Хлеб едят сразу — так никто не украдет и никто не отнимет, «да и сил нет его уберечь». Но, насколько хватает сил, стремясь продлить время обладания хлебом. Хлеб не едят, а «поглощают». Шаламов опи­сывает «тысячу способов» продлить это «наслаждение». Хлеб можно лизать, «пока он не исчезнет с ладони». Отщипывать от него мельчай­шие крошки и «сосать каждую… ворочая ее во рту языком». Можно подсушить хлеб на печке и «есть темно-коричневые, обожженные ку­сочки». Можно было «резать хлеб ножом на тончайшие пластины и только тогда подсушивать их», заваривать хлеб горячей водой, превра­щая в «мучную болтушку», жалкое подобие супа. Можно было «кро­шить кусочки в холодную воду и солить их — получалось нечто вроде тюри». Герой рассказа «Май» сует свой хлеб в кипящую в консервной банке грязную снеговую воду и отрывает от «размокшего, как губка» хлеба горячие кусочки29.

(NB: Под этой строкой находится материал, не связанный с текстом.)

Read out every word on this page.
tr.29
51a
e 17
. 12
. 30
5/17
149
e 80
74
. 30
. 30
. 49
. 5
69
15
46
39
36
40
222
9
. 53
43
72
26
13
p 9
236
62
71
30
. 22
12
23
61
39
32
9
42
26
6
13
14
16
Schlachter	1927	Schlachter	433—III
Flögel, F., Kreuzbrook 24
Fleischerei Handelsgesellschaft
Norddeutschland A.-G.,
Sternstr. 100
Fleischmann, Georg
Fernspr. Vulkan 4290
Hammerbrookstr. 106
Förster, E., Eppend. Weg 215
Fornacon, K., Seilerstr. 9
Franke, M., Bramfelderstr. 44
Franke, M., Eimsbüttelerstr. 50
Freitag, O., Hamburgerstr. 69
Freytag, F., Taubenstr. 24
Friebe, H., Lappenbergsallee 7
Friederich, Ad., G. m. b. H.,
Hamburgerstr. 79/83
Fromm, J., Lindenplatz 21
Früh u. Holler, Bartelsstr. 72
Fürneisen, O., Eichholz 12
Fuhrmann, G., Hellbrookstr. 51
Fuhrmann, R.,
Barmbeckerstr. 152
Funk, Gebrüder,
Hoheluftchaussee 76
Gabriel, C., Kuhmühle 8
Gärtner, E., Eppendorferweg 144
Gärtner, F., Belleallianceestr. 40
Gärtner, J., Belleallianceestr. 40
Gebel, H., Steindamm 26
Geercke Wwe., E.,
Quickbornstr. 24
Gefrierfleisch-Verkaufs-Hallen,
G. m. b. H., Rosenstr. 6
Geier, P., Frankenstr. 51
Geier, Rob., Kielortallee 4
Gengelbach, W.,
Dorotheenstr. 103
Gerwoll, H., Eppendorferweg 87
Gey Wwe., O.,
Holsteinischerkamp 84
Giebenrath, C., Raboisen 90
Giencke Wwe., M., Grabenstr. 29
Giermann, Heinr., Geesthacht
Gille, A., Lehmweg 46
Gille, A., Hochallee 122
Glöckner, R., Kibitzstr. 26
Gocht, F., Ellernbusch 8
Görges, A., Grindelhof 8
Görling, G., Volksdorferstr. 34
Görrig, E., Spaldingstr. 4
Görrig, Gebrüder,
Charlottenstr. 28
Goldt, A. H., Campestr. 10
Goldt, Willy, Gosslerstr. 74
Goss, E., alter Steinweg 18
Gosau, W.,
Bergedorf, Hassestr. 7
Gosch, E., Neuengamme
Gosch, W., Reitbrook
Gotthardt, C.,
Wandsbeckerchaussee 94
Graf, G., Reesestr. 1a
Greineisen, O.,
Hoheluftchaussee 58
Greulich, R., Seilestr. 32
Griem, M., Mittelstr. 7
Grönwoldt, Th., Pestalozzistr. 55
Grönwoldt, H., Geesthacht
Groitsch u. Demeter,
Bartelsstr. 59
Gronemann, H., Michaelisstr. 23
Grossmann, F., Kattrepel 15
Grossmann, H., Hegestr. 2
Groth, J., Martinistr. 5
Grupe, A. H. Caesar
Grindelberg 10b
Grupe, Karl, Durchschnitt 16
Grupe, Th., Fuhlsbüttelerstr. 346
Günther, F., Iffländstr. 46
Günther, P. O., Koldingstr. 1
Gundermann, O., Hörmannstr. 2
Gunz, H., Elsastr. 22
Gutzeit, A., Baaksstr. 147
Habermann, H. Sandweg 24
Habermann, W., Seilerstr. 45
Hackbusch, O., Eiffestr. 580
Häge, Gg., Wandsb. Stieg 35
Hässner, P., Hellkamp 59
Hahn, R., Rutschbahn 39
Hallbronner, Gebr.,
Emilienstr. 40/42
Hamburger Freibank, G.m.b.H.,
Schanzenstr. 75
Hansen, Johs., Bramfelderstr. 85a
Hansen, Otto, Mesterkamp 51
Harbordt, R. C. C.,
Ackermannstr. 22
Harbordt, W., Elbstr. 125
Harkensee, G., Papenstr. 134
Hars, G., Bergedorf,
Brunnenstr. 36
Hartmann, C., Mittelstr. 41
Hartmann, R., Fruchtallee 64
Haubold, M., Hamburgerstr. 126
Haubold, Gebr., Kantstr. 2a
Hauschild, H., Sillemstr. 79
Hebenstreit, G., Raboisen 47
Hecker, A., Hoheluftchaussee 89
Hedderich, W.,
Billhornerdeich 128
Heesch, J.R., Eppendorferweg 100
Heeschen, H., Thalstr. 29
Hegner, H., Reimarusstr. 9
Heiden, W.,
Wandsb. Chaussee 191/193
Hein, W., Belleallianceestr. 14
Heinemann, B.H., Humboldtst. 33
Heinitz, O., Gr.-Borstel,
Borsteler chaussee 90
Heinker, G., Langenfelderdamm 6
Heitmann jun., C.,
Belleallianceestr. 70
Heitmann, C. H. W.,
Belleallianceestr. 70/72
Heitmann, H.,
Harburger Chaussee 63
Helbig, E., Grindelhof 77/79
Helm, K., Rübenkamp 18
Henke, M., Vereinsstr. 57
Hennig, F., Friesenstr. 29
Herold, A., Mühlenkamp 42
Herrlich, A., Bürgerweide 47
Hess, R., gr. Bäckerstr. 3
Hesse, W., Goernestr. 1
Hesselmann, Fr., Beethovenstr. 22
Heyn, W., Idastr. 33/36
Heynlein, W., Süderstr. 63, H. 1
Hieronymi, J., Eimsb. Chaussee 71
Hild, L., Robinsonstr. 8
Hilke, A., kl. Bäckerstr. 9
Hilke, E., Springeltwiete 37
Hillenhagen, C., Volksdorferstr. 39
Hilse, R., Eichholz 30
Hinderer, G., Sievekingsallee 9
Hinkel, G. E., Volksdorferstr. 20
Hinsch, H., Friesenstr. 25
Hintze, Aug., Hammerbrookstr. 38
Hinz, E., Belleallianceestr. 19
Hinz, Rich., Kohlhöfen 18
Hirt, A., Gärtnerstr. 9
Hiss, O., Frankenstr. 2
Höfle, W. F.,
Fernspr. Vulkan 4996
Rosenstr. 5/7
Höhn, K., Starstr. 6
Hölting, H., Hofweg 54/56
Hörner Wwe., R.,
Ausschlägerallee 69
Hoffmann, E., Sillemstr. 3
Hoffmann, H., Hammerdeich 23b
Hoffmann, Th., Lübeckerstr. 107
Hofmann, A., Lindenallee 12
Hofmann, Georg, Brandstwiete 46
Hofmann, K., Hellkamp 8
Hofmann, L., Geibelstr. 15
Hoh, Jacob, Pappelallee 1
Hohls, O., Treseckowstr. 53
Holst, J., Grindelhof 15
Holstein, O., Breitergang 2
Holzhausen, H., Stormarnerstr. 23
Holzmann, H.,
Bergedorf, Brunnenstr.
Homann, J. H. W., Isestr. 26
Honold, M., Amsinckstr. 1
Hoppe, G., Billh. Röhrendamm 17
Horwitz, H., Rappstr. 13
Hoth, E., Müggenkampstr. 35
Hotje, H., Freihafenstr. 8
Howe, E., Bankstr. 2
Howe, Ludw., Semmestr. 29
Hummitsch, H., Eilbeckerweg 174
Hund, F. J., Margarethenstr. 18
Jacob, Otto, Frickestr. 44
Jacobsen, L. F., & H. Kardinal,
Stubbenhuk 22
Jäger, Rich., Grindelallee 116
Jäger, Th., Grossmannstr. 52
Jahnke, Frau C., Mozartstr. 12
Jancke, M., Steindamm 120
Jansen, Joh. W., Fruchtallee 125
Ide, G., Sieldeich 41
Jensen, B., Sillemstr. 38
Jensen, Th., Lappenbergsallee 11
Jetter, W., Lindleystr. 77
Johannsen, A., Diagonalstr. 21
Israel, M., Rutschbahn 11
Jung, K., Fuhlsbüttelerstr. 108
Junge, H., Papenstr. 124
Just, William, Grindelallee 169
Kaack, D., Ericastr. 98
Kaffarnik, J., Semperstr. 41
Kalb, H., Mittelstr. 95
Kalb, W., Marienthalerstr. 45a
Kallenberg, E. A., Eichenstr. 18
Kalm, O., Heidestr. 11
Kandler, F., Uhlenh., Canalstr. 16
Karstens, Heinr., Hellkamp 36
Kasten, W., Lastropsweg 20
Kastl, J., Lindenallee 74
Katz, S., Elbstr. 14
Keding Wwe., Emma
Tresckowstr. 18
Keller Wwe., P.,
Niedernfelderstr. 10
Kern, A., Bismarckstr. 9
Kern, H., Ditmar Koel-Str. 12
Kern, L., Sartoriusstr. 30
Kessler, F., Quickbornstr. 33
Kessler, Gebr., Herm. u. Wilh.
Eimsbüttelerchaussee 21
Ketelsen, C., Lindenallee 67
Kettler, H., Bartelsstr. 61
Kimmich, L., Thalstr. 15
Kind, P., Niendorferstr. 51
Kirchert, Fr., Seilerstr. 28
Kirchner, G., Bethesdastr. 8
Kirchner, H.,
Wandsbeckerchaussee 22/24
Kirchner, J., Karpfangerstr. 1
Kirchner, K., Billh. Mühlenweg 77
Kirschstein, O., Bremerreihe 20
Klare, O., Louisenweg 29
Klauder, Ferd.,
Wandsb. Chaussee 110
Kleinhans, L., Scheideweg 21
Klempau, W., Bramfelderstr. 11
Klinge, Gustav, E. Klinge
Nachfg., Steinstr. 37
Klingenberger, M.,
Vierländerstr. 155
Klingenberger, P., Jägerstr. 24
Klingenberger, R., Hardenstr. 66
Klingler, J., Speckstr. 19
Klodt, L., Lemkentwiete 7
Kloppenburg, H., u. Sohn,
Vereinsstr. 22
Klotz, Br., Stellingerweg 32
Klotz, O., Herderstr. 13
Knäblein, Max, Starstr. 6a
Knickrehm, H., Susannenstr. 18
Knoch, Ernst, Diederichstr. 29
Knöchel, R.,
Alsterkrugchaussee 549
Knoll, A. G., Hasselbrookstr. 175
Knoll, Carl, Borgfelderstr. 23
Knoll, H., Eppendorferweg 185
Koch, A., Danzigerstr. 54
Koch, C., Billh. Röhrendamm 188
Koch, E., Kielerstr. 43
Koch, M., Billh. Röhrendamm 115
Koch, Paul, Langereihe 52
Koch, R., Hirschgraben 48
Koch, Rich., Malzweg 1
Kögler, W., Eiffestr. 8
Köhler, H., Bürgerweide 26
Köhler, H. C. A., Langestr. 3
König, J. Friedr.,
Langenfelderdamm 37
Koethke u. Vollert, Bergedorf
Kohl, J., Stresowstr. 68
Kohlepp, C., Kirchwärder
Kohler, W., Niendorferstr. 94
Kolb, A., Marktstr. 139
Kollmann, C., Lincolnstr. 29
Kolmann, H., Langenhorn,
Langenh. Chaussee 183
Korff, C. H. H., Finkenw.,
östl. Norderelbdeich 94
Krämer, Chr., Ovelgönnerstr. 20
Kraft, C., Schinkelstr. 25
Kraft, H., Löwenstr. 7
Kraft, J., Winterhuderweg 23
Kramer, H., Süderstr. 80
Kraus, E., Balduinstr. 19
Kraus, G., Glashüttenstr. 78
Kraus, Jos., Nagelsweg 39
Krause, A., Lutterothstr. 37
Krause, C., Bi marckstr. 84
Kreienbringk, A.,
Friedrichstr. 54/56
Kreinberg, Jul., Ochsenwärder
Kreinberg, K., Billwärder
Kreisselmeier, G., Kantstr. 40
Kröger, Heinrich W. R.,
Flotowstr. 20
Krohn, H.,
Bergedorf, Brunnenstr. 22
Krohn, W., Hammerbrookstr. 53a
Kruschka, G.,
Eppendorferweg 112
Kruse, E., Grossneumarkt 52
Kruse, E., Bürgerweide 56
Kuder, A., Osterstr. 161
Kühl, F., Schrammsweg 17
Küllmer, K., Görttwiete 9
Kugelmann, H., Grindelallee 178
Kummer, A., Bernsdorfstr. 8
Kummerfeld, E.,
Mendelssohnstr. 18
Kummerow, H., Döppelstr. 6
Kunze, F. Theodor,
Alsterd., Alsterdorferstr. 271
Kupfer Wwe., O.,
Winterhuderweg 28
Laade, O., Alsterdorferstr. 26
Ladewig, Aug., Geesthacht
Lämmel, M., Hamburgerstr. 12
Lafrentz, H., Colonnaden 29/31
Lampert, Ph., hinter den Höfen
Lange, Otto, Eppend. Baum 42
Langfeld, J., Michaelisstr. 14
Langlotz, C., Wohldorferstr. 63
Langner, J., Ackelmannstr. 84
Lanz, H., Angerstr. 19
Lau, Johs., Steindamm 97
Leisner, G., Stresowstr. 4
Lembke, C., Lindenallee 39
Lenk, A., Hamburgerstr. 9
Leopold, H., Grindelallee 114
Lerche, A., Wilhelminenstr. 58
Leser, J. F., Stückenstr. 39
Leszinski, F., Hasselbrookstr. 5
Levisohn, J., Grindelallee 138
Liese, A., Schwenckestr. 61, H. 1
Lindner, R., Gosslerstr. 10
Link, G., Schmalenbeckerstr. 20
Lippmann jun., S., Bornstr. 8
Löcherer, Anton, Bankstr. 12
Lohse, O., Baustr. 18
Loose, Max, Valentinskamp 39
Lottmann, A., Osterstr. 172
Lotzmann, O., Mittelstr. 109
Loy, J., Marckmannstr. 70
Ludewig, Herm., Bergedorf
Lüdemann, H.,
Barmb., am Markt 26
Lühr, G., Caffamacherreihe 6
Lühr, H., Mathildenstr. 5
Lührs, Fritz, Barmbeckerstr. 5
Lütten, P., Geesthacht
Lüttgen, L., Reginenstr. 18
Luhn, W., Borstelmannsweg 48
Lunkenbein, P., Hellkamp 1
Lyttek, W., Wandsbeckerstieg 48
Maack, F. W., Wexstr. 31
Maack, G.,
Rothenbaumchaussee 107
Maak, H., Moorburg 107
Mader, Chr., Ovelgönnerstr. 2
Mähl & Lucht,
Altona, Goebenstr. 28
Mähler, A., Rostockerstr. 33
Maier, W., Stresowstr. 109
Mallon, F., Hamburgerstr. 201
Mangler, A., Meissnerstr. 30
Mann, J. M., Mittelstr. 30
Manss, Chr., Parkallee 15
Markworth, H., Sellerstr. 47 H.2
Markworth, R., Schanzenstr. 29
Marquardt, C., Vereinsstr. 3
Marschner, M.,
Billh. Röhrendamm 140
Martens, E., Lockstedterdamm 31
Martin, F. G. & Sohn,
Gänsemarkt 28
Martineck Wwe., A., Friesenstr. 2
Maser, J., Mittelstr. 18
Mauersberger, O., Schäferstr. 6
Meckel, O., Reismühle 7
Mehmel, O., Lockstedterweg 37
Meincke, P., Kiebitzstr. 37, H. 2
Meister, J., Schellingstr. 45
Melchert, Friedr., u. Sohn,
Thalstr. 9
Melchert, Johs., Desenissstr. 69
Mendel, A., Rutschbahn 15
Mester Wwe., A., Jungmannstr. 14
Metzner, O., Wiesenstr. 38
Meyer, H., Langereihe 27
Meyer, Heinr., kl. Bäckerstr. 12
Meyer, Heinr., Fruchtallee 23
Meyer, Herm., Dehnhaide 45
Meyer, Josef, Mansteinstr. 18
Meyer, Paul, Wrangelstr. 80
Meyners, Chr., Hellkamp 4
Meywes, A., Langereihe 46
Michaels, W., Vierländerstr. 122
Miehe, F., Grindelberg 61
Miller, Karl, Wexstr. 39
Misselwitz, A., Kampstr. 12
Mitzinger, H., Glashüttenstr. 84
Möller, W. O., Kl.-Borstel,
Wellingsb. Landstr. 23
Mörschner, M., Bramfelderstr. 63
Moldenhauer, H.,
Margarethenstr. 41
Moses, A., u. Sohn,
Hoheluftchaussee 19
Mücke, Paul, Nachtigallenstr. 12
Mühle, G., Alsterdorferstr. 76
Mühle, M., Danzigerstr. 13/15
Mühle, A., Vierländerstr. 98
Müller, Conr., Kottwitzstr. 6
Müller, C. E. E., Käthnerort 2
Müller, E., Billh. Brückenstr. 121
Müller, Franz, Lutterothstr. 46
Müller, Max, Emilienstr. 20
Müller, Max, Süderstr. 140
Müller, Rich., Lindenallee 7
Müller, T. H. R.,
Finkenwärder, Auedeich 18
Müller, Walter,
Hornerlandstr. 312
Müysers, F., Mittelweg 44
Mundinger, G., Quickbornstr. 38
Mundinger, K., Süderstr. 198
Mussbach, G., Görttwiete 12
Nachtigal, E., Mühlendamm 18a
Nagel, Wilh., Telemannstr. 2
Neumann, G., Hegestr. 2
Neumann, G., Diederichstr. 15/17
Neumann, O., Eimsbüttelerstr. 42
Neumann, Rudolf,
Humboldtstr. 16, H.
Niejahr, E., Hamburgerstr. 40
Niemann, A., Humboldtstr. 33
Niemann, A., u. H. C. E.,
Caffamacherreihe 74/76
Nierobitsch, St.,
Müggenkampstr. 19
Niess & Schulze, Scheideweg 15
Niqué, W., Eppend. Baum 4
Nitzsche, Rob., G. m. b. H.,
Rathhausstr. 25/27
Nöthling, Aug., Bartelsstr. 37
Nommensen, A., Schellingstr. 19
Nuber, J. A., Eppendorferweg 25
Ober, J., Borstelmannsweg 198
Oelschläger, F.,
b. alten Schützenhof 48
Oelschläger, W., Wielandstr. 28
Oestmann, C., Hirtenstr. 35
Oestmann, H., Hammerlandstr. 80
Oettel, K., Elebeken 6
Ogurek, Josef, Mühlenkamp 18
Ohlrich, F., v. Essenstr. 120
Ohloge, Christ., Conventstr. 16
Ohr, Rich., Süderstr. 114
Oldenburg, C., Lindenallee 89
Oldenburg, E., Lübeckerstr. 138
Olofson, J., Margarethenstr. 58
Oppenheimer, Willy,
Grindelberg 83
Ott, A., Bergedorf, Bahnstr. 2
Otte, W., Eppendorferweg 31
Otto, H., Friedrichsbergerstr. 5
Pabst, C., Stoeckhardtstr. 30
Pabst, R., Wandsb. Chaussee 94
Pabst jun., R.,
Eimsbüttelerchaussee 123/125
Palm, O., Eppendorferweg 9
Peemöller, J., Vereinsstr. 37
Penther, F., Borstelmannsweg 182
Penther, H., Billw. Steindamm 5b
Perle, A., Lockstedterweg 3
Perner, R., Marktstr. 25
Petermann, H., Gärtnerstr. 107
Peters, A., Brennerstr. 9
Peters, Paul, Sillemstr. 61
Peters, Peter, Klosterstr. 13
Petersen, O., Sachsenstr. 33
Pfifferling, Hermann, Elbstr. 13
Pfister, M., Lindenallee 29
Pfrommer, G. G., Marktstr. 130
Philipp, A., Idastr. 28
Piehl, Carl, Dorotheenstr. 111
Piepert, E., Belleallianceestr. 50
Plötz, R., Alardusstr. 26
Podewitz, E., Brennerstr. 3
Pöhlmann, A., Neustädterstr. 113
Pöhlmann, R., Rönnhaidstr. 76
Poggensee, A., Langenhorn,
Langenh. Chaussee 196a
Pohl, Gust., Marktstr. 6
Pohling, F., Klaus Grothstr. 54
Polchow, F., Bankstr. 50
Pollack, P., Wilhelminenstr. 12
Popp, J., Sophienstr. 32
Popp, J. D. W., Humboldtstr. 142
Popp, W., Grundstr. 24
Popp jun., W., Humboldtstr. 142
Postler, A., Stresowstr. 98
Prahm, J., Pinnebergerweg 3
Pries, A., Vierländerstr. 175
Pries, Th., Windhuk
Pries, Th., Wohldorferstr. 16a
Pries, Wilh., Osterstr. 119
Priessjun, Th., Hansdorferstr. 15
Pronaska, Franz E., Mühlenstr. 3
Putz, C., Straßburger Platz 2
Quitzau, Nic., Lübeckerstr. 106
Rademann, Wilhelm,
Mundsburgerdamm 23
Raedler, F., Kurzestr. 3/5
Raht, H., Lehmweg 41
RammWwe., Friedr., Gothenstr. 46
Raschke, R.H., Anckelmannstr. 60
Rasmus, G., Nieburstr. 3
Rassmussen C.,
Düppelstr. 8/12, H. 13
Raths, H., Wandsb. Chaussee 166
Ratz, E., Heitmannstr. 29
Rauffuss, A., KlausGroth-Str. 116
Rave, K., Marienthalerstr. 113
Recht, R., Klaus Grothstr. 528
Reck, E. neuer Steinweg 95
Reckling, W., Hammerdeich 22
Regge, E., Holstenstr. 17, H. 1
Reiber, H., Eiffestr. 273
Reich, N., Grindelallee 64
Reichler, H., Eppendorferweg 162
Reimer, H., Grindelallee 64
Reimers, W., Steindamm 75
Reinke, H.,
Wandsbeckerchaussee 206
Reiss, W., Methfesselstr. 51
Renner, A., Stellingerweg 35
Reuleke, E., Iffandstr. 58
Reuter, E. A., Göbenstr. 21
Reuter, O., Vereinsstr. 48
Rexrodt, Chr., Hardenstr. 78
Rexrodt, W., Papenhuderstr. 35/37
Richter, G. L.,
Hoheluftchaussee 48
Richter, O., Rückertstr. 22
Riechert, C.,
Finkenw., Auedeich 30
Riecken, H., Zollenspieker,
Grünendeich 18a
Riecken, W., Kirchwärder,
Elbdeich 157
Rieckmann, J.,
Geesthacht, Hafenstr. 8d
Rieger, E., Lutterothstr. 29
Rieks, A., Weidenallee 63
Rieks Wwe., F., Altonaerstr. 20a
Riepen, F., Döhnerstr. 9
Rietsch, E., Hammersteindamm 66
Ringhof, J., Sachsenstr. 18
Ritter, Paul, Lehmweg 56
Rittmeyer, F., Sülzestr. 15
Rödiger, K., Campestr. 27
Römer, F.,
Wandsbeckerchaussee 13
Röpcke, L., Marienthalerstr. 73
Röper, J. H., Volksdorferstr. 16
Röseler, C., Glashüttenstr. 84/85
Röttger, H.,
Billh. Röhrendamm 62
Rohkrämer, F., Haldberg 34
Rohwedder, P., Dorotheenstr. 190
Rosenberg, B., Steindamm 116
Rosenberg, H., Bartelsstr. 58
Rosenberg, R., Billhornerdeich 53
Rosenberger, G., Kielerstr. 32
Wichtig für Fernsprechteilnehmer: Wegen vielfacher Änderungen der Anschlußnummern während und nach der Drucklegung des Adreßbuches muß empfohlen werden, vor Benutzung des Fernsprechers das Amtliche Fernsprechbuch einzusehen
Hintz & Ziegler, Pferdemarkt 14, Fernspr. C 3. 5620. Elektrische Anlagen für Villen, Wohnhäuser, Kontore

Невозможность принять этот дар отмечает конец жизни. «Он кусал хлеб цинготными зубами, десны кровоточили, зубы шатались, но он не чувствовал боли. Изо всех сил он прижимал ко рту, запихивал в рот хлеб, сосал его, рвал и грыз...» — страшно это нечеловеческое от­чаяние умирающего от дистрофии поэта в рассказе «Шерри-бренди». Так запах не съеденного хлеба становится знаком смерти. Невозможно оторвать глаз от поглощающего хлеб другого человека — «не было ни в ком такой могучей воли», и в рассказах Шаламова не раз встречают­ся описания людей, зачарованных этим зрелищем.

Не было поступка, на который заключенные не пошли бы ради хле­ба. Герой рассказа «Ягоды» подбирает баночку убитого на его глазах товарища, чтобы потом обменять лежащие там ягоды на хлеб. С этой же целью обмена на хлеб раскапывают чужую могилу и снимают вещи с недавно умершего товарища герои новеллы «Ночью». Обменять на хлеб найденные в куче отбросов рваные мужские носки планируют и герои рассказа «Детские картинки», радуясь «ценной находке». Раду­ется и дневальный в бараке — чужая смерть произошла не вечером, а утром, и он еще получит пайку мертвеца30. Соседи умершего два дня выдают его за живого, получая его пайку хлеба31.

Пытка недоступным хлебом превращается в пытку его запахом. Этот сладкий запах жизни становится одной из наиболее репрессивных обо­нятельных доминант Колымы. Все человеческие чувства заключенных притуплены, но связанные с едой вкус и обоняние обостряются до край­ности. «Вкусовая чувствительность голодного арестантского желудка необычайна», — свидетельствует Шаламов. Им кажется сладким ки­сель, в котором «любой вольный желудок не обнаружил бы сахара». Варево из листьев мерзлой капусты пахнет, как «лучший украинский борщ», а запах горелой каши «напоминает шоколад». (Деформации восприятия так катастрофичны, что, когда уже давно освободивший­ся Шаламов, пятнадцать лет не евший картофеля, снова пробует про­дукт, картофель кажется ему «отравой, незнакомым опасным блюдом, как кошке, которой хотят вложить в рот что-то угрожающее жизни»)32. Но самые большие искажения ольфакторных восприятий вызывает в лагере именно хлеб.